Li et al. (2014) propose a Root Mean Square Error (RMSE) analysis to select a suitable threshold. The RMSE measures the difference between analytical and observed cumulative distribution functions (cdfs) of 𝑋 to select suitable thresholds. Arbitrarily, Li et al. (2014) also chose only to consider events with an RP greater than approximately 1 year.

Recently, Thompson et al. (2009) develop a less subjective, semi-automatic threshold selection procedure that uses elements of the manual selection approach, without replicating it. Various parameters need to be set (e.g. test significance level), and a method that directly mimics the manual approach may prove more intuitive.

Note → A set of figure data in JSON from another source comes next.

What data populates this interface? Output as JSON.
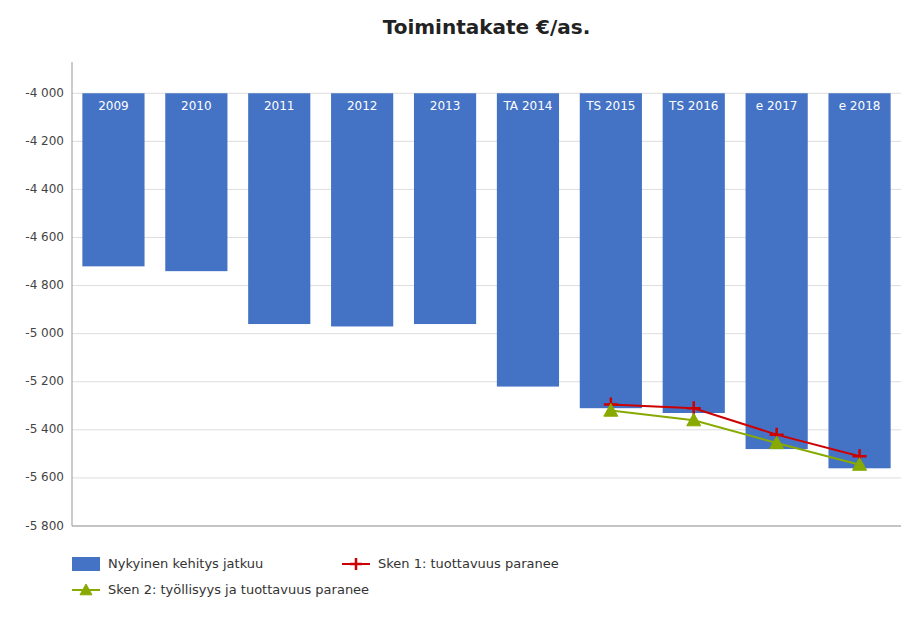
{
  "chart_data": {
    "type": "bar",
    "title": "Toimintakate €/as.",
    "categories": [
      "2009",
      "2010",
      "2011",
      "2012",
      "2013",
      "TA 2014",
      "TS 2015",
      "TS 2016",
      "e 2017",
      "e 2018"
    ],
    "baseline": -4000,
    "series": [
      {
        "name": "Nykyinen kehitys jatkuu",
        "type": "bar",
        "color": "#4472C4",
        "values": [
          -4720,
          -4740,
          -4960,
          -4970,
          -4960,
          -5220,
          -5310,
          -5330,
          -5480,
          -5560
        ]
      },
      {
        "name": "Sken 1: tuottavuus paranee",
        "type": "line",
        "color": "#CC0000",
        "marker": "plus",
        "values": [
          null,
          null,
          null,
          null,
          null,
          null,
          -5295,
          -5310,
          -5420,
          -5510
        ]
      },
      {
        "name": "Sken 2: työllisyys ja tuottavuus paranee",
        "type": "line",
        "color": "#88AA00",
        "marker": "triangle",
        "values": [
          null,
          null,
          null,
          null,
          null,
          null,
          -5320,
          -5360,
          -5455,
          -5545
        ]
      }
    ],
    "ylim": [
      -5800,
      -3870
    ],
    "yticks": [
      {
        "value": -4000,
        "label": "-4 000"
      },
      {
        "value": -4200,
        "label": "-4 200"
      },
      {
        "value": -4400,
        "label": "-4 400"
      },
      {
        "value": -4600,
        "label": "-4 600"
      },
      {
        "value": -4800,
        "label": "-4 800"
      },
      {
        "value": -5000,
        "label": "-5 000"
      },
      {
        "value": -5200,
        "label": "-5 200"
      },
      {
        "value": -5400,
        "label": "-5 400"
      },
      {
        "value": -5600,
        "label": "-5 600"
      },
      {
        "value": -5800,
        "label": "-5 800"
      }
    ],
    "grid": true,
    "legend": "bottom"
  }
}
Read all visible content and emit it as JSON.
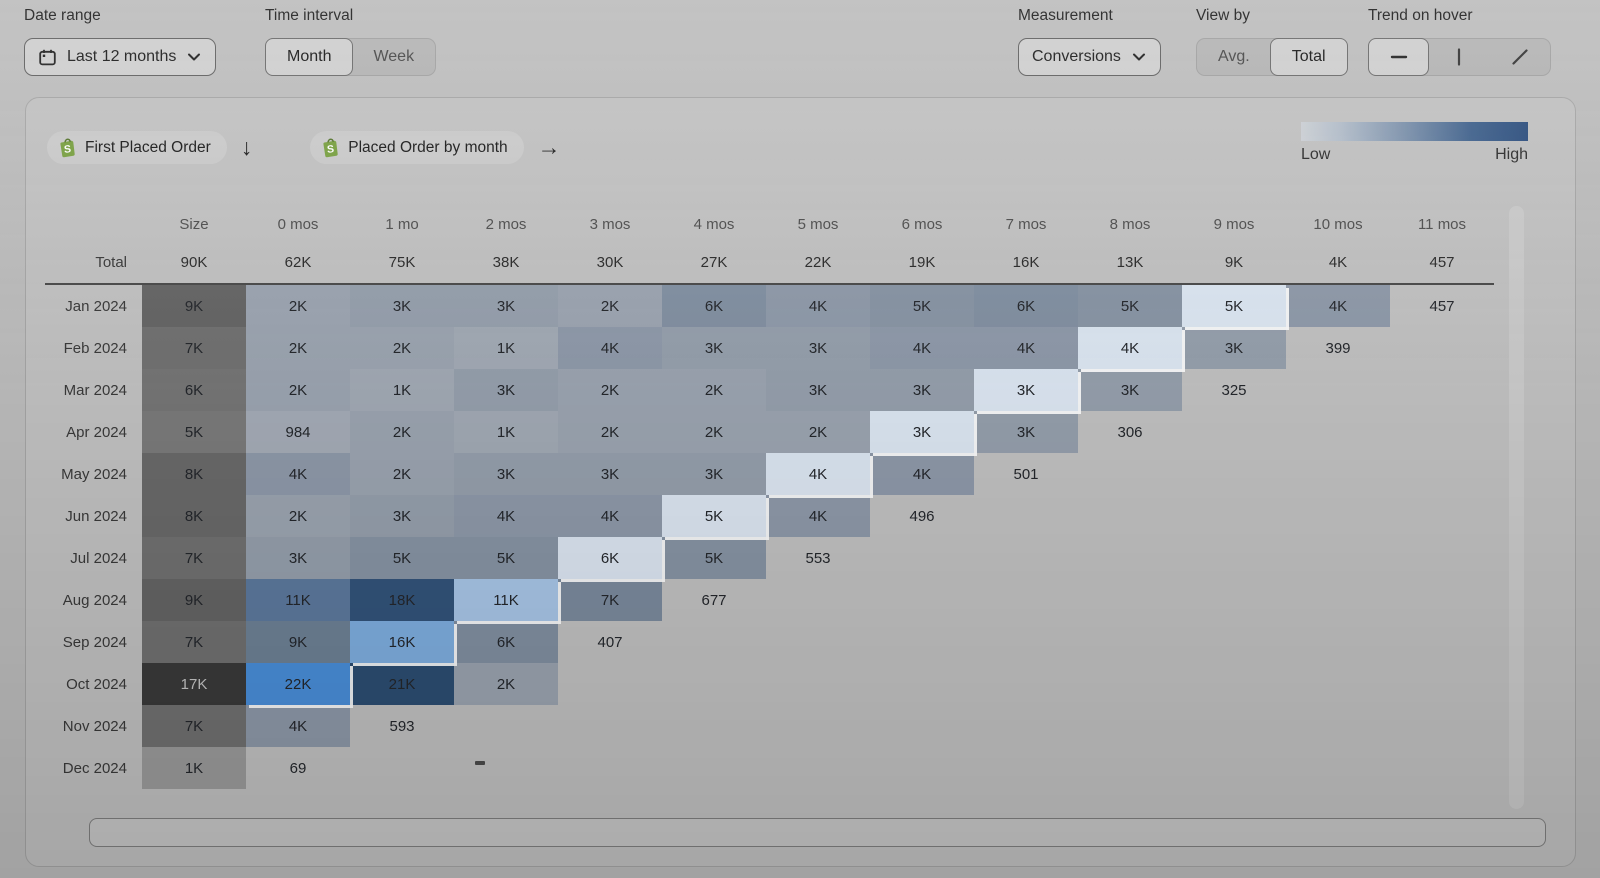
{
  "controls": {
    "date_range": {
      "label": "Date range",
      "value": "Last 12 months"
    },
    "time_interval": {
      "label": "Time interval",
      "options": [
        "Month",
        "Week"
      ],
      "selected": "Month"
    },
    "measurement": {
      "label": "Measurement",
      "value": "Conversions"
    },
    "view_by": {
      "label": "View by",
      "options": [
        "Avg.",
        "Total"
      ],
      "selected": "Total"
    },
    "trend_on_hover": {
      "label": "Trend on hover",
      "options": [
        "horizontal-line",
        "vertical-line",
        "diagonal-line"
      ],
      "selected": "horizontal-line"
    }
  },
  "breakdown": {
    "first_event": "First Placed Order",
    "second_event": "Placed Order by month"
  },
  "legend": {
    "low_label": "Low",
    "high_label": "High",
    "gradient_from": "#cdd1d6",
    "gradient_to": "#2c4e7e"
  },
  "chart_data": {
    "type": "heatmap",
    "title": "First Placed Order → Placed Order by month, conversions by cohort",
    "columns": [
      "Size",
      "0 mos",
      "1 mo",
      "2 mos",
      "3 mos",
      "4 mos",
      "5 mos",
      "6 mos",
      "7 mos",
      "8 mos",
      "9 mos",
      "10 mos",
      "11 mos"
    ],
    "total_row": {
      "label": "Total",
      "size": "90K",
      "values": [
        "62K",
        "75K",
        "38K",
        "30K",
        "27K",
        "22K",
        "19K",
        "16K",
        "13K",
        "9K",
        "4K",
        "457"
      ]
    },
    "empty_value_dash": "-",
    "rows": [
      {
        "label": "Jan 2024",
        "size": {
          "v": "9K",
          "c": "#656565"
        },
        "cells": [
          {
            "v": "2K",
            "c": "#9ca5b1"
          },
          {
            "v": "3K",
            "c": "#96a0ad"
          },
          {
            "v": "3K",
            "c": "#96a0ad"
          },
          {
            "v": "2K",
            "c": "#9ca5b1"
          },
          {
            "v": "6K",
            "c": "#8290a2"
          },
          {
            "v": "4K",
            "c": "#8f9aaa"
          },
          {
            "v": "5K",
            "c": "#8895a5"
          },
          {
            "v": "6K",
            "c": "#8290a2"
          },
          {
            "v": "5K",
            "c": "#8895a5"
          },
          {
            "v": "5K",
            "c": "#dde7f3",
            "hl": true
          },
          {
            "v": "4K",
            "c": "#8f9aaa"
          },
          {
            "v": "457"
          }
        ]
      },
      {
        "label": "Feb 2024",
        "size": {
          "v": "7K",
          "c": "#717171"
        },
        "cells": [
          {
            "v": "2K",
            "c": "#9ca5b1"
          },
          {
            "v": "2K",
            "c": "#9ca5b1"
          },
          {
            "v": "1K",
            "c": "#a2aab5"
          },
          {
            "v": "4K",
            "c": "#8f9aaa"
          },
          {
            "v": "3K",
            "c": "#96a0ad"
          },
          {
            "v": "3K",
            "c": "#96a0ad"
          },
          {
            "v": "4K",
            "c": "#8f9aaa"
          },
          {
            "v": "4K",
            "c": "#8f9aaa"
          },
          {
            "v": "4K",
            "c": "#dde7f3",
            "hl": true
          },
          {
            "v": "3K",
            "c": "#96a0ad"
          },
          {
            "v": "399"
          }
        ]
      },
      {
        "label": "Mar 2024",
        "size": {
          "v": "6K",
          "c": "#767676"
        },
        "cells": [
          {
            "v": "2K",
            "c": "#9ca5b1"
          },
          {
            "v": "1K",
            "c": "#a2aab5"
          },
          {
            "v": "3K",
            "c": "#96a0ad"
          },
          {
            "v": "2K",
            "c": "#9ca5b1"
          },
          {
            "v": "2K",
            "c": "#9ca5b1"
          },
          {
            "v": "3K",
            "c": "#96a0ad"
          },
          {
            "v": "3K",
            "c": "#96a0ad"
          },
          {
            "v": "3K",
            "c": "#dde7f3",
            "hl": true
          },
          {
            "v": "3K",
            "c": "#96a0ad"
          },
          {
            "v": "325"
          }
        ]
      },
      {
        "label": "Apr 2024",
        "size": {
          "v": "5K",
          "c": "#7b7b7b"
        },
        "cells": [
          {
            "v": "984",
            "c": "#a5acb7"
          },
          {
            "v": "2K",
            "c": "#9ca5b1"
          },
          {
            "v": "1K",
            "c": "#a2aab5"
          },
          {
            "v": "2K",
            "c": "#9ca5b1"
          },
          {
            "v": "2K",
            "c": "#9ca5b1"
          },
          {
            "v": "2K",
            "c": "#9ca5b1"
          },
          {
            "v": "3K",
            "c": "#dde7f3",
            "hl": true
          },
          {
            "v": "3K",
            "c": "#96a0ad"
          },
          {
            "v": "306"
          }
        ]
      },
      {
        "label": "May 2024",
        "size": {
          "v": "8K",
          "c": "#6a6a6a"
        },
        "cells": [
          {
            "v": "4K",
            "c": "#8f9aaa"
          },
          {
            "v": "2K",
            "c": "#9ca5b1"
          },
          {
            "v": "3K",
            "c": "#96a0ad"
          },
          {
            "v": "3K",
            "c": "#96a0ad"
          },
          {
            "v": "3K",
            "c": "#96a0ad"
          },
          {
            "v": "4K",
            "c": "#dde7f3",
            "hl": true
          },
          {
            "v": "4K",
            "c": "#8f9aaa"
          },
          {
            "v": "501"
          }
        ]
      },
      {
        "label": "Jun 2024",
        "size": {
          "v": "8K",
          "c": "#6a6a6a"
        },
        "cells": [
          {
            "v": "2K",
            "c": "#9ca5b1"
          },
          {
            "v": "3K",
            "c": "#96a0ad"
          },
          {
            "v": "4K",
            "c": "#8f9aaa"
          },
          {
            "v": "4K",
            "c": "#8f9aaa"
          },
          {
            "v": "5K",
            "c": "#dde7f3",
            "hl": true
          },
          {
            "v": "4K",
            "c": "#8f9aaa"
          },
          {
            "v": "496"
          }
        ]
      },
      {
        "label": "Jul 2024",
        "size": {
          "v": "7K",
          "c": "#717171"
        },
        "cells": [
          {
            "v": "3K",
            "c": "#96a0ad"
          },
          {
            "v": "5K",
            "c": "#8895a5"
          },
          {
            "v": "5K",
            "c": "#8895a5"
          },
          {
            "v": "6K",
            "c": "#dde7f3",
            "hl": true
          },
          {
            "v": "5K",
            "c": "#8895a5"
          },
          {
            "v": "553"
          }
        ]
      },
      {
        "label": "Aug 2024",
        "size": {
          "v": "9K",
          "c": "#656565"
        },
        "cells": [
          {
            "v": "11K",
            "c": "#5d7a9e"
          },
          {
            "v": "18K",
            "c": "#33547b"
          },
          {
            "v": "11K",
            "c": "#a9c7e9",
            "hl": true
          },
          {
            "v": "7K",
            "c": "#7c8b9e"
          },
          {
            "v": "677"
          }
        ]
      },
      {
        "label": "Sep 2024",
        "size": {
          "v": "7K",
          "c": "#717171"
        },
        "cells": [
          {
            "v": "9K",
            "c": "#6e8296"
          },
          {
            "v": "16K",
            "c": "#7fafe1",
            "hl": true
          },
          {
            "v": "6K",
            "c": "#8290a2"
          },
          {
            "v": "407"
          }
        ]
      },
      {
        "label": "Oct 2024",
        "size": {
          "v": "17K",
          "c": "#3a3a3a",
          "t": "#c6c6c6"
        },
        "cells": [
          {
            "v": "22K",
            "c": "#4a8fdb",
            "hl": true
          },
          {
            "v": "21K",
            "c": "#2d4e73"
          },
          {
            "v": "2K",
            "c": "#9ca5b1"
          }
        ]
      },
      {
        "label": "Nov 2024",
        "size": {
          "v": "7K",
          "c": "#717171"
        },
        "cells": [
          {
            "v": "4K",
            "c": "#8f9aaa"
          },
          {
            "v": "593"
          }
        ]
      },
      {
        "label": "Dec 2024",
        "size": {
          "v": "1K",
          "c": "#9c9c9c"
        },
        "cells": [
          {
            "v": "69"
          }
        ]
      }
    ]
  }
}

In the literature, great efforts have been made in overcoming uncertainty associated with threshold selection (Ghil et al., 2011; Scarrott and MacDonald, 2012; Solari and Losada, 2012b), accounting for covariate dependence, both parametric and non-parametric, (e.g. Mendes and Lopes, 2004; Frigessi et al., 2002; Behrens et al., 2004; Carreau and Bengio, 2009; Tancredi et al., 2006) and non-stationary sequences (e.g. Smith, 1987; Davison and Ramesh, 2000; Hall and Tajvidi, 2000; Pauli and Coles, 2001; Chavez-Demoulin and Davison, 2005; Yee and Stephenson, 2007; Eastoe and Tawn, 2009), dependence among extremes (e.g. Davison and Smith, 1990; McNeil and Frey, 2000; Ferro and Segers, 2003) and multivariate extremes (e.g. Coles and Tawn, 1991; Coles and Tawn, 1994; Heffernan and Tawn, 2004).